Already, construction unions have been told $500 million will go to transportation projects. In Southern California, tens of millions of dollars may flow to transit projects that citizens are not clamoring for.

Quinn, co-editor of the California Target Book, a non-partisan publication that tracks legislative races, describes Sacramento as a bizarre burg where politicians rarely hear what genuine citizens want.

“Many legislators feel comfortable saying they are going to spend that $2.4 billion because, first and foremost, they have ‘safe’ districts at home where they cannot be unseated by the other party,” said Quinn. “The media in California rarely explain to the public that’s what is actually going on.”

Moreover, he said, “The people legislators talk to in Sacramento at cocktail hour are not the regular citizens but the spenders. The legislators all hang around with spenders in their after-hours! That’s why nobody tells the state retirees they cannot have their big pension increase, and nobody tells the prison guards they cannot have their big pay increase.”

You can watch a creepy scenario playing out as the “spending groups“ surge powerfully up and down Capitol corridors wearing color-matched T-shirts emblazoned with union insignias. Whenever a Senate or Assembly committee discusses budget cuts, two or three T-shirt groups sit in intimidating color blocks up front.

“Not even 5 percent!” one platoon of shirts opposed to cuts read recently.
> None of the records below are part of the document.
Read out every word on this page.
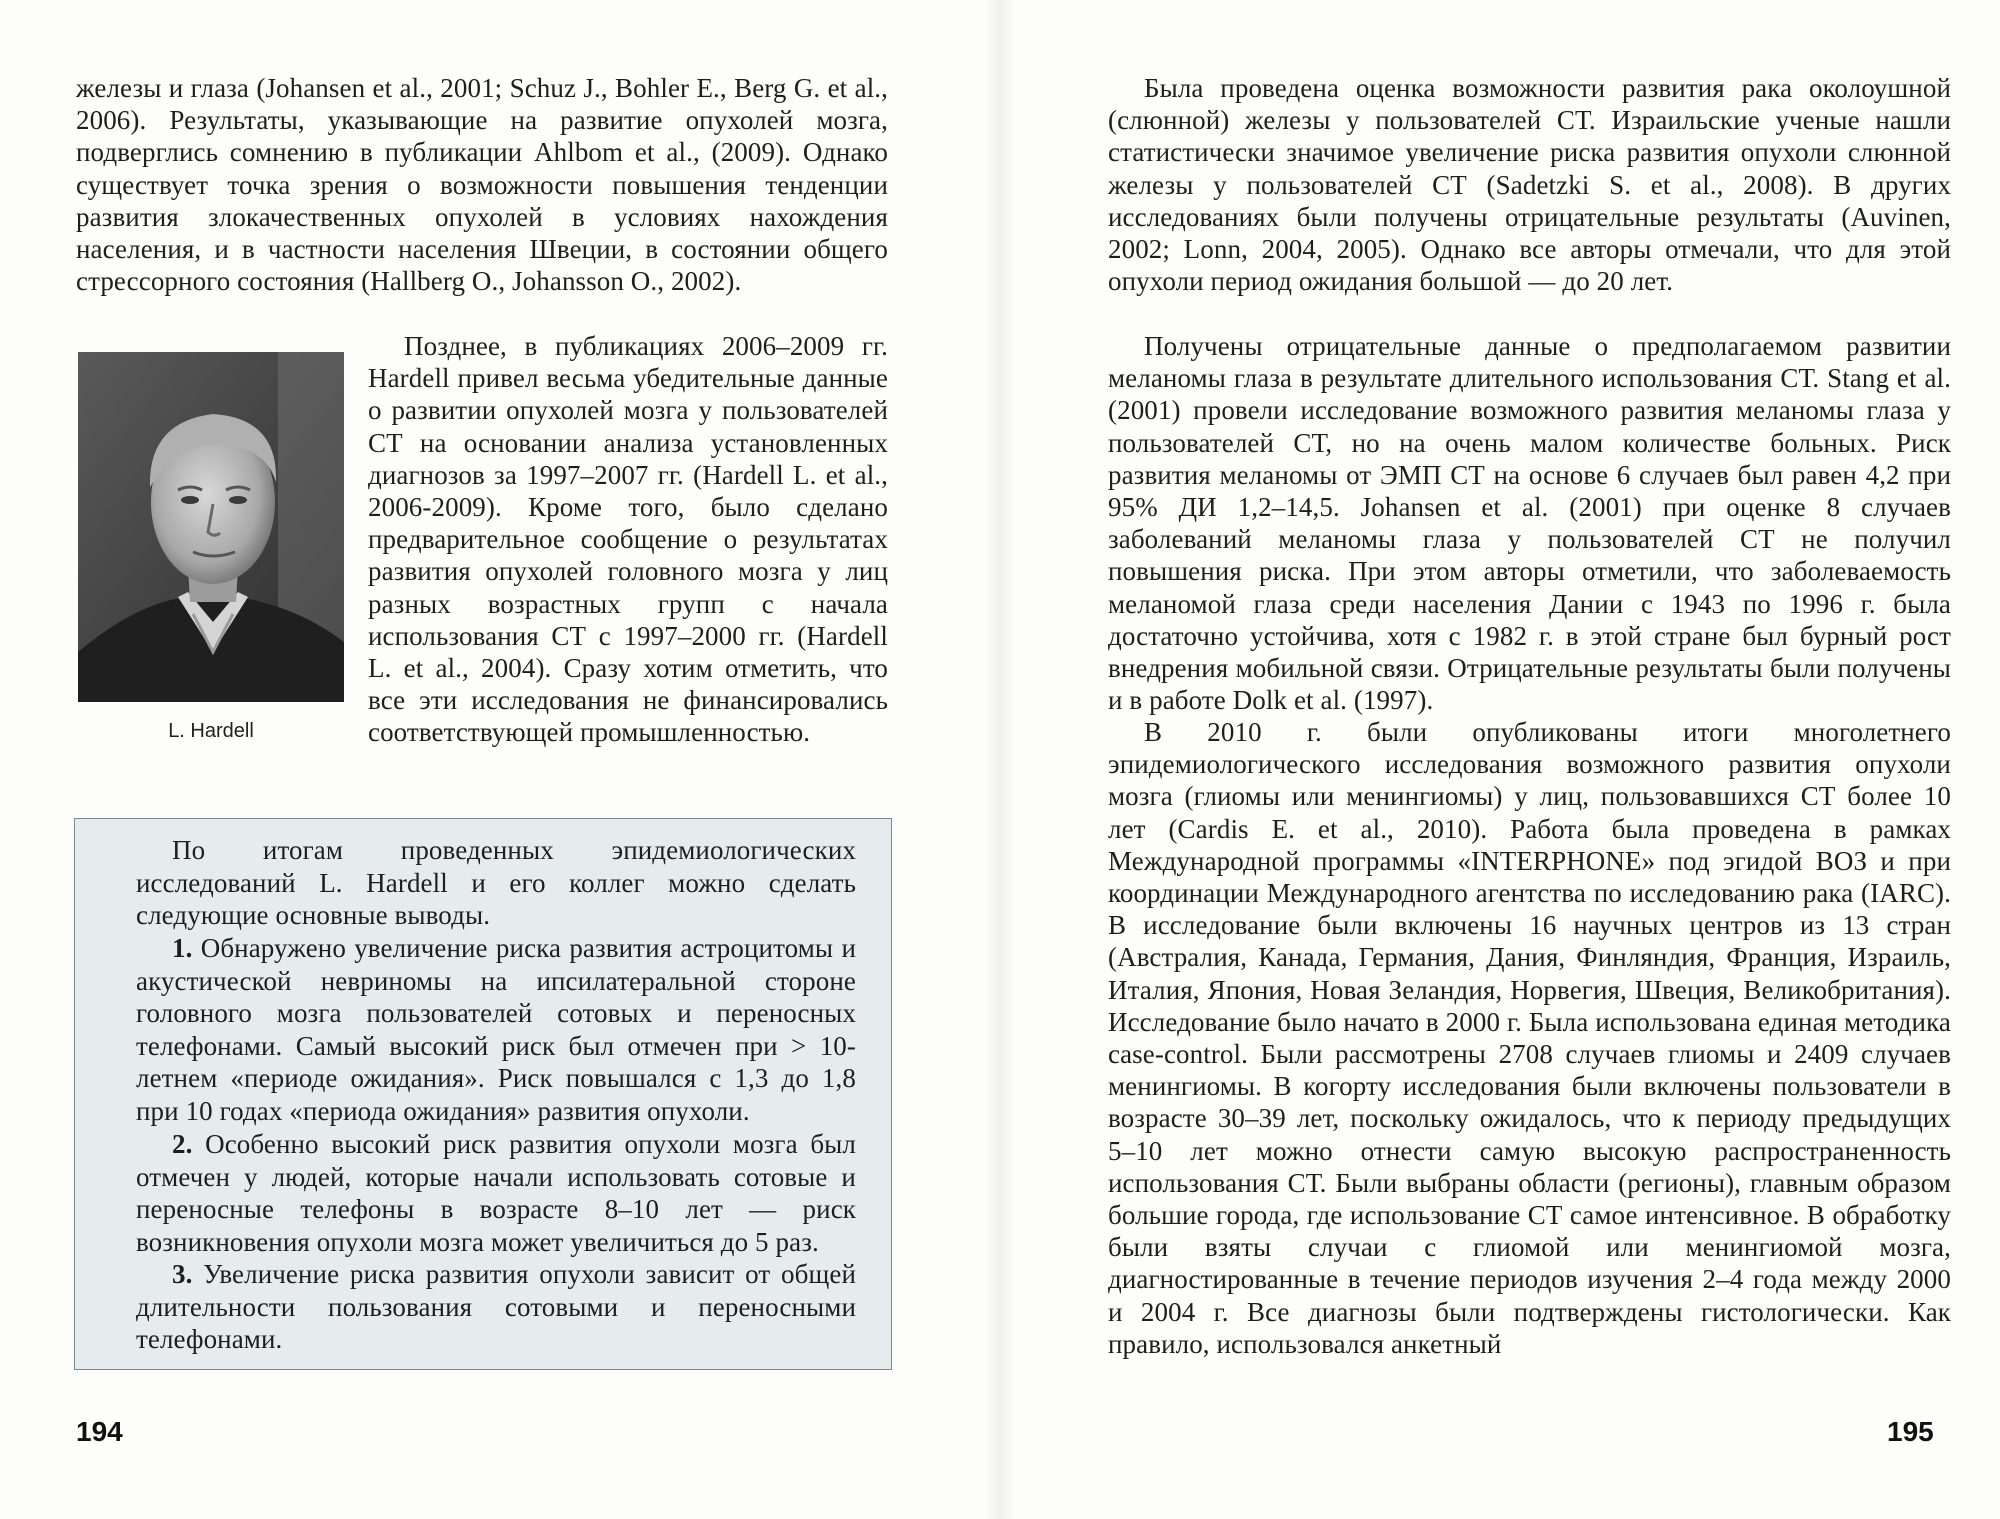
железы и глаза (Johansen et al., 2001; Schuz J., Bohler E., Berg G. et al., 2006). Результаты, указывающие на развитие опухолей мозга, подверглись сомнению в публикации Ahlbom et al., (2009). Однако существует точка зрения о возможности повышения тенденции развития злокачественных опухолей в условиях нахождения населения, и в частности населения Швеции, в состоянии общего стрессорного состояния (Hallberg O., Johansson O., 2002).

L. Hardell

Позднее, в публикациях 2006–2009 гг. Hardell привел весьма убедительные данные о развитии опухолей мозга у пользователей СТ на основании анализа установленных диагнозов за 1997–2007 гг. (Hardell L. et al., 2006-2009). Кроме того, было сделано предварительное сообщение о результатах развития опухолей головного мозга у лиц разных возрастных групп с начала использования СТ с 1997–2000 гг. (Hardell L. et al., 2004). Сразу хотим отметить, что все эти исследования не финансировались соответствующей промышленностью.

По итогам проведенных эпидемиологических исследований L. Hardell и его коллег можно сделать следующие основные выводы.

1. Обнаружено увеличение риска развития астроцитомы и акустической невриномы на ипсилатеральной стороне головного мозга пользователей сотовых и переносных телефонами. Самый высокий риск был отмечен при > 10-летнем «периоде ожидания». Риск повышался с 1,3 до 1,8 при 10 годах «периода ожидания» развития опухоли.

2. Особенно высокий риск развития опухоли мозга был отмечен у людей, которые начали использовать сотовые и переносные телефоны в возрасте 8–10 лет — риск возникновения опухоли мозга может увеличиться до 5 раз.

3. Увеличение риска развития опухоли зависит от общей длительности пользования сотовыми и переносными телефонами.

194

Была проведена оценка возможности развития рака околоушной (слюнной) железы у пользователей СТ. Израильские ученые нашли статистически значимое увеличение риска развития опухоли слюнной железы у пользователей СТ (Sadetzki S. et al., 2008). В других исследованиях были получены отрицательные результаты (Auvinen, 2002; Lonn, 2004, 2005). Однако все авторы отмечали, что для этой опухоли период ожидания большой — до 20 лет.

Получены отрицательные данные о предполагаемом развитии меланомы глаза в результате длительного использования СТ. Stang et al. (2001) провели исследование возможного развития меланомы глаза у пользователей СТ, но на очень малом количестве больных. Риск развития меланомы от ЭМП СТ на основе 6 случаев был равен 4,2 при 95% ДИ 1,2–14,5. Johansen et al. (2001) при оценке 8 случаев заболеваний меланомы глаза у пользователей СТ не получил повышения риска. При этом авторы отметили, что заболеваемость меланомой глаза среди населения Дании с 1943 по 1996 г. была достаточно устойчива, хотя с 1982 г. в этой стране был бурный рост внедрения мобильной связи. Отрицательные результаты были получены и в работе Dolk et al. (1997).

В 2010 г. были опубликованы итоги многолетнего эпидемиологического исследования возможного развития опухоли мозга (глиомы или менингиомы) у лиц, пользовавшихся СТ более 10 лет (Cardis E. et al., 2010). Работа была проведена в рамках Международной программы «INTERPHONE» под эгидой ВОЗ и при координации Международного агентства по исследованию рака (IARC). В исследование были включены 16 научных центров из 13 стран (Австралия, Канада, Германия, Дания, Финляндия, Франция, Израиль, Италия, Япония, Новая Зеландия, Норвегия, Швеция, Великобритания). Исследование было начато в 2000 г. Была использована единая методика case-control. Были рассмотрены 2708 случаев глиомы и 2409 случаев менингиомы. В когорту исследования были включены пользователи в возрасте 30–39 лет, поскольку ожидалось, что к периоду предыдущих 5–10 лет можно отнести самую высокую распространенность использования СТ. Были выбраны области (регионы), главным образом большие города, где использование СТ самое интенсивное. В обработку были взяты случаи с глиомой или менингиомой мозга, диагностированные в течение периодов изучения 2–4 года между 2000 и 2004 г. Все диагнозы были подтверждены гистологически. Как правило, использовался анкетный

195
Legislators wave and grin—after all, it’s all just democracy—but in truth, many legislators fear them. In the next primary election, the groups effortlessly can shift campaign funds and foot soldiers to a rival from the same party and unseat the “safe”—but actually quaking—incumbent.

On June 25, 2002, outgoing Senator Steve Peace, who is now Gray Davis’ budget czar, gave a rousing speech praising legislators for being on the verge of confronting their fiscal disaster.
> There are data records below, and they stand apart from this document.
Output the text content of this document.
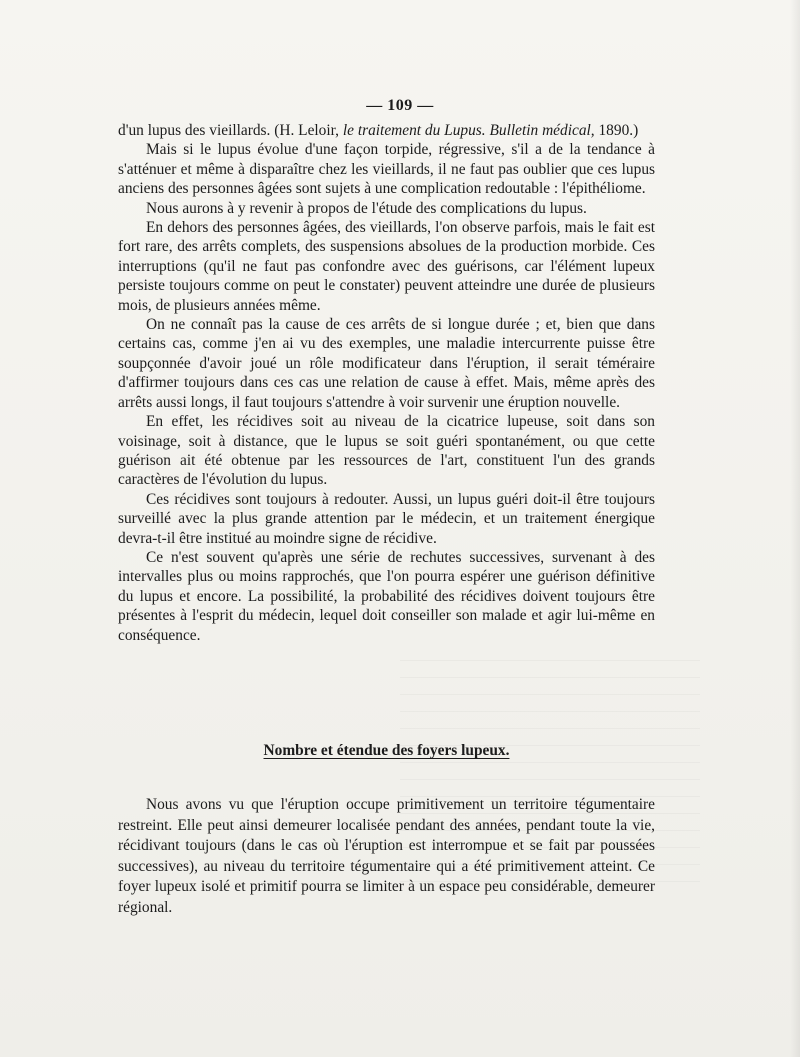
— 109 —

d'un lupus des vieillards. (H. Leloir, le traitement du Lupus. Bulletin médical, 1890.)

Mais si le lupus évolue d'une façon torpide, régressive, s'il a de la tendance à s'atténuer et même à disparaître chez les vieillards, il ne faut pas oublier que ces lupus anciens des personnes âgées sont sujets à une complication redoutable : l'épithéliome.

Nous aurons à y revenir à propos de l'étude des complications du lupus.

En dehors des personnes âgées, des vieillards, l'on observe parfois, mais le fait est fort rare, des arrêts complets, des suspensions absolues de la production morbide. Ces interruptions (qu'il ne faut pas confondre avec des guérisons, car l'élément lupeux persiste toujours comme on peut le constater) peuvent atteindre une durée de plusieurs mois, de plusieurs années même.

On ne connaît pas la cause de ces arrêts de si longue durée ; et, bien que dans certains cas, comme j'en ai vu des exemples, une maladie intercurrente puisse être soupçonnée d'avoir joué un rôle modificateur dans l'éruption, il serait téméraire d'affirmer toujours dans ces cas une relation de cause à effet. Mais, même après des arrêts aussi longs, il faut toujours s'attendre à voir survenir une éruption nouvelle.

En effet, les récidives soit au niveau de la cicatrice lupeuse, soit dans son voisinage, soit à distance, que le lupus se soit guéri spontanément, ou que cette guérison ait été obtenue par les ressources de l'art, constituent l'un des grands caractères de l'évolution du lupus.

Ces récidives sont toujours à redouter. Aussi, un lupus guéri doit-il être toujours surveillé avec la plus grande attention par le médecin, et un traitement énergique devra-t-il être institué au moindre signe de récidive.

Ce n'est souvent qu'après une série de rechutes successives, survenant à des intervalles plus ou moins rapprochés, que l'on pourra espérer une guérison définitive du lupus et encore. La possibilité, la probabilité des récidives doivent toujours être présentes à l'esprit du médecin, lequel doit conseiller son malade et agir lui-même en conséquence.

Nombre et étendue des foyers lupeux.

Nous avons vu que l'éruption occupe primitivement un territoire tégumentaire restreint. Elle peut ainsi demeurer localisée pendant des années, pendant toute la vie, récidivant toujours (dans le cas où l'éruption est interrompue et se fait par poussées successives), au niveau du territoire tégumentaire qui a été primitivement atteint. Ce foyer lupeux isolé et primitif pourra se limiter à un espace peu considérable, demeurer régional.
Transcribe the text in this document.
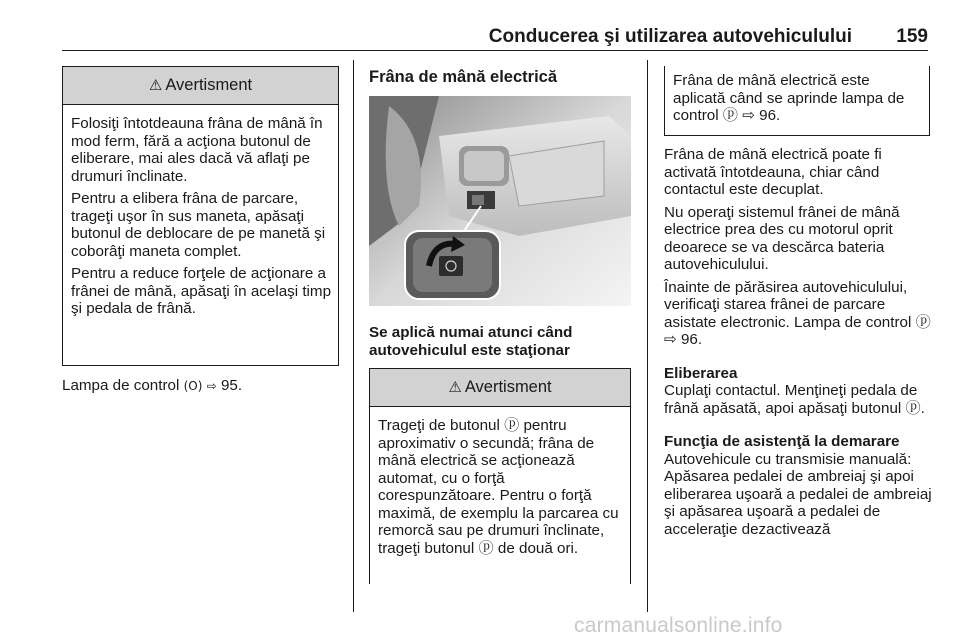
Conducerea şi utilizarea autovehiculului 159
⚠ Avertisment

Folosiţi întotdeauna frâna de mână în mod ferm, fără a acţiona butonul de eliberare, mai ales dacă vă aflaţi pe drumuri înclinate.

Pentru a elibera frâna de parcare, trageţi uşor în sus maneta, apăsaţi butonul de deblocare de pe manetă şi coborâţi maneta complet.

Pentru a reduce forţele de acţionare a frânei de mână, apăsaţi în acelaşi timp şi pedala de frână.

Lampa de control (O) ⇨ 95.
Frâna de mână electrică
Se aplică numai atunci când autovehiculul este staţionar
⚠ Avertisment

Trageţi de butonul ⓟ pentru aproximativ o secundă; frâna de mână electrică se acţionează automat, cu o forţă corespunzătoare. Pentru o forţă maximă, de exemplu la parcarea cu remorcă sau pe drumuri înclinate, trageţi butonul ⓟ de două ori.

Frâna de mână electrică este aplicată când se aprinde lampa de control ⓟ ⇨ 96.

Frâna de mână electrică poate fi activată întotdeauna, chiar când contactul este decuplat.

Nu operaţi sistemul frânei de mână electrice prea des cu motorul oprit deoarece se va descărca bateria autovehiculului.

Înainte de părăsirea autovehiculului, verificaţi starea frânei de parcare asistate electronic. Lampa de control ⓟ ⇨ 96.

Eliberarea

Cuplaţi contactul. Menţineţi pedala de frână apăsată, apoi apăsaţi butonul ⓟ.

Funcţia de asistenţă la demarare

Autovehicule cu transmisie manuală: Apăsarea pedalei de ambreiaj şi apoi eliberarea uşoară a pedalei de ambreiaj şi apăsarea uşoară a pedalei de acceleraţie dezactivează

carmanualsonline.info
“I know you’re not going to let me down as a private citizen next year,” Peace told the Senate. “You’re going to deal with that structural issue, and you’re going to deal with righting the ship.”
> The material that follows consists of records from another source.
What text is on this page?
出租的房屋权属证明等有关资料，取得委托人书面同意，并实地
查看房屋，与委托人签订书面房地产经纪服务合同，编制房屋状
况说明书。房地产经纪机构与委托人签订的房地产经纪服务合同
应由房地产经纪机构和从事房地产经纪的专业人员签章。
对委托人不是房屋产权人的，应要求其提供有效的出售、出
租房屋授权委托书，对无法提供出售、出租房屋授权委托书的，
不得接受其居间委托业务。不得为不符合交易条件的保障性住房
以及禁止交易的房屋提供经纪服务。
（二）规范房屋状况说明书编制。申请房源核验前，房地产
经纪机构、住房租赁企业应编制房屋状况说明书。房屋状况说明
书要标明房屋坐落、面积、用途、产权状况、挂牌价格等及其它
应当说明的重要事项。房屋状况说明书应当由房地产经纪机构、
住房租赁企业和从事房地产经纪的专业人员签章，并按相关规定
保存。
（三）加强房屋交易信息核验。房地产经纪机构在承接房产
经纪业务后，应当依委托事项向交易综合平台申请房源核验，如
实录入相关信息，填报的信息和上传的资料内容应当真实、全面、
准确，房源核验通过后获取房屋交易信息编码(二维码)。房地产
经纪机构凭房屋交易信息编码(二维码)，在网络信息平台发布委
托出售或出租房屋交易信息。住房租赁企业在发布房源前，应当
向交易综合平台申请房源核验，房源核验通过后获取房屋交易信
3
Peace was dead wrong. The majority Democrats are mired in gross overspending habits and stuck with a volatile tax system they must restructure. Yet this year, they have taken a gutless pass, as I predicted in January.

According to Quinn, with the media rarely explaining all this, the Democrats will not raise public ire until tax increases hit.

(Among other proposals, Davis and the Democrats want to triple the car tax using a rule they say does not require a two-thirds vote of the Legislature, to get around Republicans’ opposition.)

“It will be interesting to watch about six races in swing areas because the Democrats could end up losing them,” said Quinn. “There could very easily be a price to be paid for the Democrats’ regressive new taxes and failure to reduce spending. Watch places in Southern California like Long Beach, Manhattan Beach, Torrance.”

Oddly, the Democrats’ salvation from voter wrath may be in Republican hands.

As this column went to press, Republicans had suggested a novel way to re-jigger the sales tax, avoid new taxes and make only $2 billion in extra cuts to the 2003-2004 budget. Aside from Assembly Speaker Herb Wesson, who is still refusing to come down to planet Earth, Democrat leaders were listening.

But Checchi noted that four years of stupidity have created incredible, long-term problems. “I am not so sure California wouldn’t be better off if a trustee took it over and ran it instead of this governor and this Legislature,” he said.

Imagine what a historic downfall that would be. After all, California is a state that loves to be first.